He lives nearby and has a marvelous pocket garden of his own, every square inch crammed with some perennial or vine. What a wasted opportunity it must seem to someone of his sensibilities to find untilled plots of land, no matter how small. My husband and I knew he was about to strike a couple weeks ago when he whispered to us, “Watch this space,” while gesturing to a sidewalk tree with a barren patch of dirt around it. Fenced off with decorative wrought iron, the plot seemed to cry out for some bit of greenery.

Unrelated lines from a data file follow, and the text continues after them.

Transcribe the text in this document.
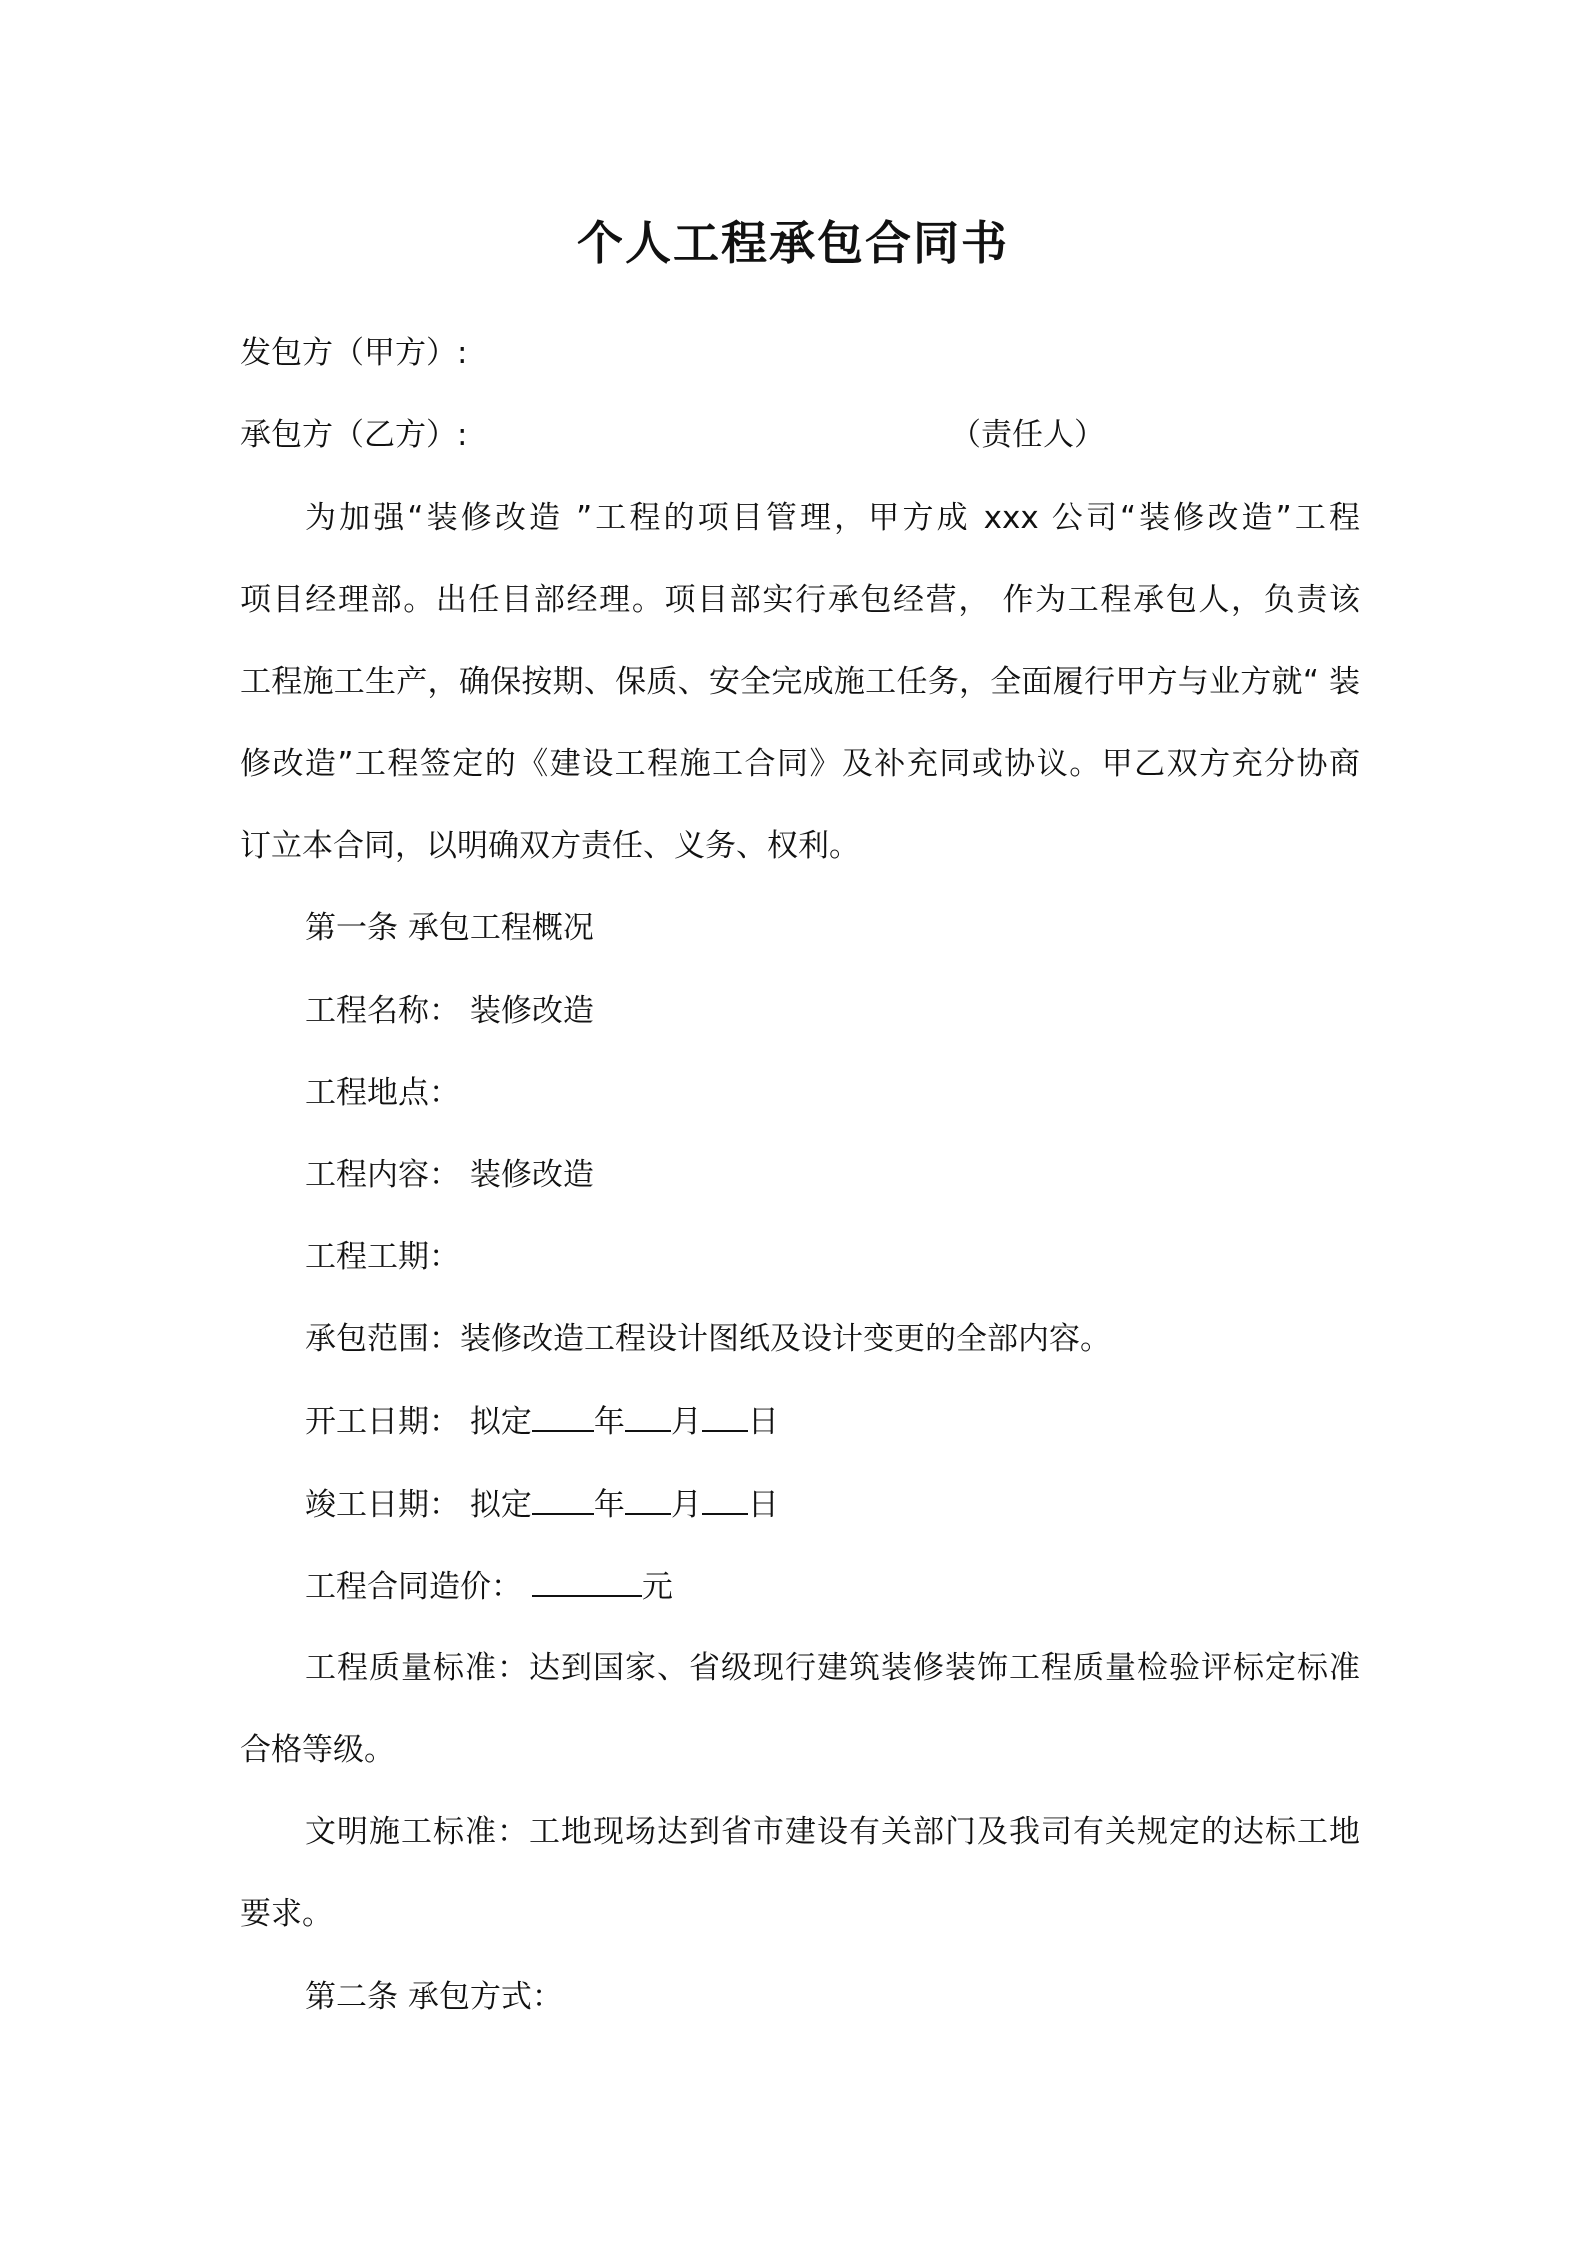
个人工程承包合同书
发包方（甲方）:
承包方（乙方）:	（责任人）
为加强“装修改造 ”工程的项目管理，甲方成 xxx 公司“装修改造”工程
项目经理部。出任目部经理。项目部实行承包经营， 作为工程承包人，负责该
工程施工生产，确保按期、保质、安全完成施工任务，全面履行甲方与业方就“ 装
修改造”工程签定的《建设工程施工合同》及补充同或协议。甲乙双方充分协商
订立本合同，以明确双方责任、义务、权利。
第一条 承包工程概况
工程名称： 装修改造
工程地点：
工程内容： 装修改造
工程工期：
承包范围：装修改造工程设计图纸及设计变更的全部内容。
开工日期： 拟定 年 月 日
竣工日期： 拟定 年 月 日
工程合同造价：	元
工程质量标准：达到国家、省级现行建筑装修装饰工程质量检验评标定标准
合格等级。
文明施工标准：工地现场达到省市建设有关部门及我司有关规定的达标工地
要求。
第二条 承包方式：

A few days later I walked down that block and did a double take. I paced back up and down the street part way to make sure I had the right spot. I stood there blinking. The space, which had been completely empty a few days earlier, was now full of plants—not seedlings, but mature foxglove, snapdragons, and varied foliage. There was no sign of freshly turned earth. Seriously, it looked as if it had been there all summer. “Were those plants there a few days ago?” I asked a young man sitting on the steps nearby.
“No,” he said.
“Who planted them?” I asked.
Then last weekend I sat on my own stoop photographing my lavender plants when the mystery gardener walked by and exclaimed, “Nice sunflower!” I don’t have sunflowers. I followed the direction of his gaze and noticed for the first time a perfect, foot-high sunflower plant sprouting among the tall wild grasses in front of the vacant row house next door. Once again, I blinked hard. “Did you plant it?” I asked.
“I don’t know what you’re talking about,” he replied, as he grinned and walked away.
I recently learned that this phenomenon has a name—guerrilla gardening. Often guerrilla gardeners merely sprinkle some seeds on a vacant plot, rather than making miniature gardens appear overnight. If greenery should sprout, who’s to know the seeds didn’t just blow there on the wind? Either way, I love the idea. These blossoms are so pretty, they seem to me like gifts of random kindness. I can’t wait to see our new sunflower bloom and grow.